GREAT NOVELTY! ! At the ROVAL PAVILION. WHITECHAPEL-ROAD. THIS and every EVENING during the Week, M Dupont will make his appearance on Two, Three, Four and Six Horses! as performed at the Royal Gardens, Vauxhall. Miss Powell and Master Bridges will exhibit their Evolutions on the Double Tight Rope. After which Miss Powell will introduce her Inimitable Performances on the Elastic Cord; which will be followed by Mr. Furlong's wonderful Exhibition on One Horse at full speed and M. Dupont’s surprising Metamorphosis, changing from the Original Character, and introducing the Fashions of Paris, performed originally at the Circus Olympic in Paris. Also the Astonishing Appearance of the Clown and his GRANDMOTHER, aged 102., on a Single Horse, Horse carrying the Clown on her Back at the same time. For further Particulars see Hand-bills. Good Fires constantly kept the Pavilion. Doors open Six, and commence at Seven. Prices of Admission, Boxes 3s. Pit 2s. Gallery 1s. Second Price Half-past Eight, the Boxes, Pit, and Gallery only. Cooke respectfully informs the Public, that he has appropriated one part of the Pavilion for the accommodation of all Classes as a Standing Place; the Admission to that part the House 6d. only. No Half-price to the Standing Place.

Alberti, or, the Mines of India by Elizabeth Polack was performed on 10 May 1834.
Another Polack play Esther the Royal Jewess, or the Death of Haman, with a story taken from the Old Testament, and considered in its time to be a type of an "Exotic East" melodrama, was successfully produced in 1835.

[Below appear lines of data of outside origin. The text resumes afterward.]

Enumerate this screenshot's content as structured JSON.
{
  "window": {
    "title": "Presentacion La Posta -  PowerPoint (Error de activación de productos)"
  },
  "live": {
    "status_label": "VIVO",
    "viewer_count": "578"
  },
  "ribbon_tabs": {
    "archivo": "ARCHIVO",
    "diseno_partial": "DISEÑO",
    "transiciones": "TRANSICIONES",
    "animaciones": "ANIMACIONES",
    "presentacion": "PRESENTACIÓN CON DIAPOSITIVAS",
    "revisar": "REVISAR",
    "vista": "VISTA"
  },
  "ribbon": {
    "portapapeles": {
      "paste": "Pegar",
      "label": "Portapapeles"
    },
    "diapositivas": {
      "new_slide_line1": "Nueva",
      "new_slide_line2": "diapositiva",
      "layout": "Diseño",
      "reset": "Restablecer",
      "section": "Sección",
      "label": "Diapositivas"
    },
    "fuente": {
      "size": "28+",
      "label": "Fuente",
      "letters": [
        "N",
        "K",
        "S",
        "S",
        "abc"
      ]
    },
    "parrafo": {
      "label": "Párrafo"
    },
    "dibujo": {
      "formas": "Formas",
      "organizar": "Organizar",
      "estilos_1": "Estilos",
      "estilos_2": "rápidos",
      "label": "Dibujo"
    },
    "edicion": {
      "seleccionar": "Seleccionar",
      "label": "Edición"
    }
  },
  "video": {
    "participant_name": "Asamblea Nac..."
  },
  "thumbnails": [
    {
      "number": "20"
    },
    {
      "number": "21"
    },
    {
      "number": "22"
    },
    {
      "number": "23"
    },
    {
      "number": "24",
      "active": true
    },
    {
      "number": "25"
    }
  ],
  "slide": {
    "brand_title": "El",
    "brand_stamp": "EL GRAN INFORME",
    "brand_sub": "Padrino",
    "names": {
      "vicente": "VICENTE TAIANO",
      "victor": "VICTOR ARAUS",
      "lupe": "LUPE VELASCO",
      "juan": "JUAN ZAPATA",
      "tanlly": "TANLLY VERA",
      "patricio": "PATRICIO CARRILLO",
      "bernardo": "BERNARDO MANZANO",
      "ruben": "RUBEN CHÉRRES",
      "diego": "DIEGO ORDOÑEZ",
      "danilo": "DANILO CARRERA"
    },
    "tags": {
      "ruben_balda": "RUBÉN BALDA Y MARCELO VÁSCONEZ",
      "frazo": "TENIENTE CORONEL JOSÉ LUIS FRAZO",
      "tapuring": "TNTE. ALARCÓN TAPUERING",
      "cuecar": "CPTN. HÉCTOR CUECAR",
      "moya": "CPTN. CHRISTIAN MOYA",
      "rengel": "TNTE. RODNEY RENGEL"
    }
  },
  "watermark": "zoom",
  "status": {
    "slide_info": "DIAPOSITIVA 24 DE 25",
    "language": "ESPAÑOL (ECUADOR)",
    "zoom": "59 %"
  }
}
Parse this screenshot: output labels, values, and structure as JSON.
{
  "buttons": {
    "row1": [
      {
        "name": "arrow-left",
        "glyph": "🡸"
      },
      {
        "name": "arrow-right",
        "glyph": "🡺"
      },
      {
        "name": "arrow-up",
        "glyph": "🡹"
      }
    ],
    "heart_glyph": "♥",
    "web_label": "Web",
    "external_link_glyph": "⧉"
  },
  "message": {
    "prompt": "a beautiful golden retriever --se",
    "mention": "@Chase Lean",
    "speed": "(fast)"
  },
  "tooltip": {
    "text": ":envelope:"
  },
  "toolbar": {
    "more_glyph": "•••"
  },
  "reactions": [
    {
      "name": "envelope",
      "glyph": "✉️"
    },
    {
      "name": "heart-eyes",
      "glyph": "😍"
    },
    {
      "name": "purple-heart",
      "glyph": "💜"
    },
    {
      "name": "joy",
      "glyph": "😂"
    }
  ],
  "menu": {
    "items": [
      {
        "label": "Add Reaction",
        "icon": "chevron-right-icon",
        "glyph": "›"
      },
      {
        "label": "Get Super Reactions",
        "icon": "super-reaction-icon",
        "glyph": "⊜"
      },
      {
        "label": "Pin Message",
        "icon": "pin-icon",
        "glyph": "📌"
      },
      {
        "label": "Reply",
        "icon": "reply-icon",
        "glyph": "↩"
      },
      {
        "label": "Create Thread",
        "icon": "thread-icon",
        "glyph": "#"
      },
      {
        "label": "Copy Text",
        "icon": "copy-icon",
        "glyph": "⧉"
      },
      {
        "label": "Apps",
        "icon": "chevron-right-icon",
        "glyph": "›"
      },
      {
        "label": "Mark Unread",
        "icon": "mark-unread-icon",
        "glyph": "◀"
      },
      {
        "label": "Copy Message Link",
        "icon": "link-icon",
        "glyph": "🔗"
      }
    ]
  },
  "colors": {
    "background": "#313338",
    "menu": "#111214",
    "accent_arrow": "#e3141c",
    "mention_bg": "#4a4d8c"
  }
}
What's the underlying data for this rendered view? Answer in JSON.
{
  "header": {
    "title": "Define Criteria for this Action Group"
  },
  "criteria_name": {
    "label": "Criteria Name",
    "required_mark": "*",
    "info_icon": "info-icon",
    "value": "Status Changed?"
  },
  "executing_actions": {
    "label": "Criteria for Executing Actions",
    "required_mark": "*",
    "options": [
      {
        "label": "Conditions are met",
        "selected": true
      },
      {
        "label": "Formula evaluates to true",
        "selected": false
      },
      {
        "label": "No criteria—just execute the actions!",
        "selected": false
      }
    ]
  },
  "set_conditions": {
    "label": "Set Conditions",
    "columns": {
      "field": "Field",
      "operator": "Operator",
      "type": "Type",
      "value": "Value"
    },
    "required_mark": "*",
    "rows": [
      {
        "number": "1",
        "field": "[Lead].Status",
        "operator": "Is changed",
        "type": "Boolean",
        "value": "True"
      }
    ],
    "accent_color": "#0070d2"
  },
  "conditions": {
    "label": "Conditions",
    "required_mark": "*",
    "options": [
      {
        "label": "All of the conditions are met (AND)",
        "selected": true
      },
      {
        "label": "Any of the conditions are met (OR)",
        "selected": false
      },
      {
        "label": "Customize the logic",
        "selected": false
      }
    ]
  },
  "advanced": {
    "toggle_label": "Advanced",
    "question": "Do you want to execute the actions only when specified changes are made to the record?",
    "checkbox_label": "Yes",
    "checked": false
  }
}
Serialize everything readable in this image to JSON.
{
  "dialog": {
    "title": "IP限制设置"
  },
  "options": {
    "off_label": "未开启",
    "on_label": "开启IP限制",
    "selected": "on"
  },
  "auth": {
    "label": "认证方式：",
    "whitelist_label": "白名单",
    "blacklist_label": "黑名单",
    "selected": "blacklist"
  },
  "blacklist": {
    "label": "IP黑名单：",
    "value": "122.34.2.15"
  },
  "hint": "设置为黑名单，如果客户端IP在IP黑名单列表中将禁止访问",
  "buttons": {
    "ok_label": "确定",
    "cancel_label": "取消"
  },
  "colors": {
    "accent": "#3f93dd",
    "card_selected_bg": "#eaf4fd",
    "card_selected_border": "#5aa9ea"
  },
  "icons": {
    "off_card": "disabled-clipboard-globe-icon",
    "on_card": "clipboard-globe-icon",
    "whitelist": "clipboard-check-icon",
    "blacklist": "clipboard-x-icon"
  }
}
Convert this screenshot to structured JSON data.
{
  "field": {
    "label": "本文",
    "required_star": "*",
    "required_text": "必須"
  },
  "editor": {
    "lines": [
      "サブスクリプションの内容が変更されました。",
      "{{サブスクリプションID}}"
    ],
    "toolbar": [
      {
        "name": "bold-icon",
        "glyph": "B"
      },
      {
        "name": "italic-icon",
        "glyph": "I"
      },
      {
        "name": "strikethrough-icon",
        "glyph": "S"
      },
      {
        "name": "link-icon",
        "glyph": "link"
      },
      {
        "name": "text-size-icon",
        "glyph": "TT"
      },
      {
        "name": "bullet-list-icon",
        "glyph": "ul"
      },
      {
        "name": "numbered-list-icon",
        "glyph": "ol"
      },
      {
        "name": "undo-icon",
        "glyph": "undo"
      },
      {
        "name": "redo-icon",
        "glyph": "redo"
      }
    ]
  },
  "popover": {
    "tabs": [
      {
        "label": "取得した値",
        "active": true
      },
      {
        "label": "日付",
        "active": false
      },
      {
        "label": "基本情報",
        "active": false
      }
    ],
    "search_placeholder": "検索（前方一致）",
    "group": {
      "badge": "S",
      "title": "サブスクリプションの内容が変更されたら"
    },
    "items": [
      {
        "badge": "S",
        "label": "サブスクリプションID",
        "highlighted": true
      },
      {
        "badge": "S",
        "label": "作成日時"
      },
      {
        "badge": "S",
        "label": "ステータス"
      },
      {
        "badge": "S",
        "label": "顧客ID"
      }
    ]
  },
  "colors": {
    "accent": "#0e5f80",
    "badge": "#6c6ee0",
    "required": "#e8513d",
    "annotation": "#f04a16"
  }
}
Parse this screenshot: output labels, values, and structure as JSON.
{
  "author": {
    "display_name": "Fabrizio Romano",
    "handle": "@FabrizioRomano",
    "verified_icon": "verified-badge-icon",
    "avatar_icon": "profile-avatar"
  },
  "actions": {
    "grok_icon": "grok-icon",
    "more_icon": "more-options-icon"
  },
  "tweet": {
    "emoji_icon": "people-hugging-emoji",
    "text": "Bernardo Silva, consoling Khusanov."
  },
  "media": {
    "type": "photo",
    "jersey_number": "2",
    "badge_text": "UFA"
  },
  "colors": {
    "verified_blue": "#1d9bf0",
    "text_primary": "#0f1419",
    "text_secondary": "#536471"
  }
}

The first Pavilion Theatre was entirely destroyed by fire on 13 February 1856 It was rebuilt in 1858 as the New Royal Pavilion Theatre, with a capacity of 3,500. It was further reconstructed in 1871 by the architect J. T. Robinson, and the capacity increased to 4,000. Charles Dickens, Jr. (eldest child of Charles Dickens), in his 1879 book Dickens's Dictionary of London, described the Pavilion this way: "A large East-end theatre capable of holding considerably over 3,000 persons. Melodrama of a rough type, farce, pantomime, &c."

In the early 20th century it became the home of Yiddish theatre, catering to the large Jewish population of the area, and gave birth to the Anglo-Jewish 'Whitechapel Boys' avant-garde literary and artistic movement.

In later years, it operated under the names, Royal Clarence Theatre, Eastern Opera House, and New Royal Pavilion Theatre, continuing in business until 1935. The building was demolished in 1962.